Sunday, September 23, 2018

This morning I spent a little time flipping through channels looking for something, other than 24/7 coverage of Hurricane Florence, which is currently hammering the Carolinas on the other side of the country.
 It was during this remote control poking exercise that I came upon a small segment of the news devoted to reminding us it has been 10 years since the 2008 financial meltdown.
It isn’t the first time the reminder had come up in conversation this week. My neighbor had mentioned it while I was out on a walk. He had noticed Sacramento finally has more homes for sale than we’ve had for a while, and prices seem to be holding steady; or even dipping a bit in some areas. “Are we headed for trouble, Myrl,” He asked? “I certainly don’t think so.
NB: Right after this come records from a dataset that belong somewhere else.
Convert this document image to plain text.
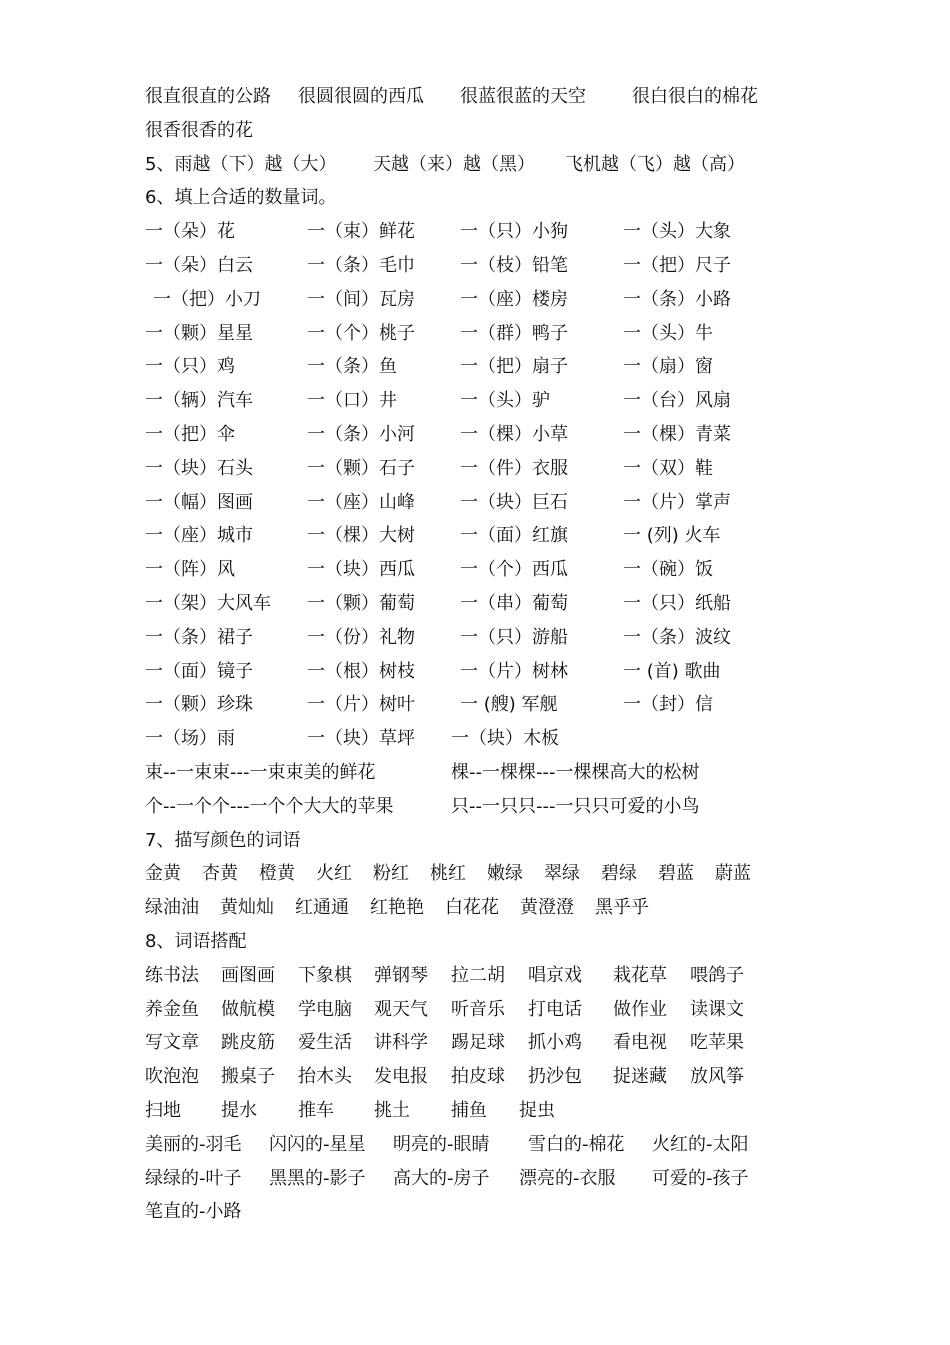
很直很直的公路 很圆很圆的西瓜 很蓝很蓝的天空	很白很白的棉花
很香很香的花
5、雨越（下）越（大） 天越（来）越（黑） 飞机越（飞）越（高）
6、填上合适的数量词。
一（朵）花	一（束）鲜花	一（只）小狗	一（头）大象
一（朵）白云	一（条）毛巾	一（枝）铅笔	一（把）尺子
一（把）小刀	一（间）瓦房	一（座）楼房	一（条）小路
一（颗）星星	一（个）桃子	一（群）鸭子	一（头）牛
一（只）鸡	一（条）鱼	一（把）扇子	一（扇）窗
一（辆）汽车	一（口）井	一（头）驴	一（台）风扇
一（把）伞	一（条）小河	一（棵）小草	一（棵）青菜
一（块）石头	一（颗）石子	一（件）衣服	一（双）鞋
一（幅）图画	一（座）山峰	一（块）巨石	一（片）掌声
一（座）城市	一（棵）大树	一（面）红旗	一 (列) 火车
一（阵）风	一（块）西瓜	一（个）西瓜	一（碗）饭
一（架）大风车 一（颗）葡萄	一（串）葡萄	一（只）纸船
一（条）裙子	一（份）礼物	一（只）游船	一（条）波纹
一（面）镜子	一（根）树枝	一（片）树林	一 (首) 歌曲
一（颗）珍珠	一（片）树叶	一 (艘) 军舰	一（封）信
一（场）雨	一（块）草坪 一（块）木板
束--一束束---一束束美的鲜花	棵--一棵棵---一棵棵高大的松树
个--一个个---一个个大大的苹果	只--一只只---一只只可爱的小鸟
7、描写颜色的词语
金黄 杏黄 橙黄 火红 粉红 桃红 嫩绿 翠绿 碧绿 碧蓝 蔚蓝
绿油油 黄灿灿 红通通 红艳艳 白花花 黄澄澄 黑乎乎
8、词语搭配
练书法 画图画 下象棋 弹钢琴 拉二胡 唱京戏 栽花草 喂鸽子
养金鱼 做航模 学电脑 观天气 听音乐 打电话 做作业 读课文
写文章 跳皮筋 爱生活 讲科学 踢足球 抓小鸡 看电视 吃苹果
吹泡泡 搬桌子 抬木头 发电报 拍皮球 扔沙包 捉迷藏 放风筝
扫地 提水 推车 挑土 捕鱼 捉虫
美丽的-羽毛 闪闪的-星星 明亮的-眼睛 雪白的-棉花 火红的-太阳
绿绿的-叶子 黑黑的-影子 高大的-房子 漂亮的-衣服 可爱的-孩子
笔直的-小路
I believe we are finally entering the realm of a more balanced market,” I replied!
It’s no secret back in 2005 and 2006 we experienced a ravenous feeding frenzy in real estate, like no other I had experienced in my 25 years of previous real estate cycles.  It didn’t end well, and became the precursor to the financial meltdown soon after.  

Here’s what is significantly different this time around.  In 2005 and 2006, the housing market was flush with easy mortgage lending.  In the marketplace, we began learning some buyers were procuring subprime loans, with little or no documentation.  Few real estate professionals could have imagined the nightmare brewing in the mortgage lending business, which invaded Wall Street and the Banking industry.  Mortgages were marketed as derivatives, with each package creator putting their fees on top of the product and sold to investors.  So much money was being made in the mortgage industry, that simply originating loans for the purpose of a home buying experience wasn't enough for financial gurus.  
When more home loans became toxic, they began combining and packaging risky loans with the good mortgages.  A witch’s brew swirled in the credit default swaps realm.   

Credit default swaps were sold to financial investors, Insurance companies, etc.   They became the vehicle allowing $400 billion of bad mortgages, to get pumped on steroids, causing an estimated $63 TRILLION dollar global meltdown.  Wall Street had literally turned the mortgage derivatives and credit default swaps market into a global Pok√©mon card sale.
Fast forward to today!  What is different, you ask!  (1) In today’s world real estate professionals often see far more cash transactions.  In other words, homebuyers have a significant amount of skin in the game! (2) Lending practices are significantly tighter than the years leading up to the meltdown.  Many folks have experienced more difficulty obtaining a mortgage today in comparison to several years ago, when liar loans and low documentation were often the rule of the day.
While it may be difficult for some younger and first time homebuyers to compete for homes when housing inventory is low, and the marketplace is flush with cash, as it has been in the more recent past, it does provide an environment for home equity to be established. However, as we approach this time with a more balanced market providing a little more inventory, opportunity for first time and younger homebuyers, who often have less cash, is arriving.

From a personal viewpoint, my concern during the last couple years with low inventory, was home values could become artificially high, especially, when new home building wasn’t keeping up with demand. However, I’m much more comfortable where we find ourselves today, in a more traditional balanced market, which is usually the norm, rather than the exception!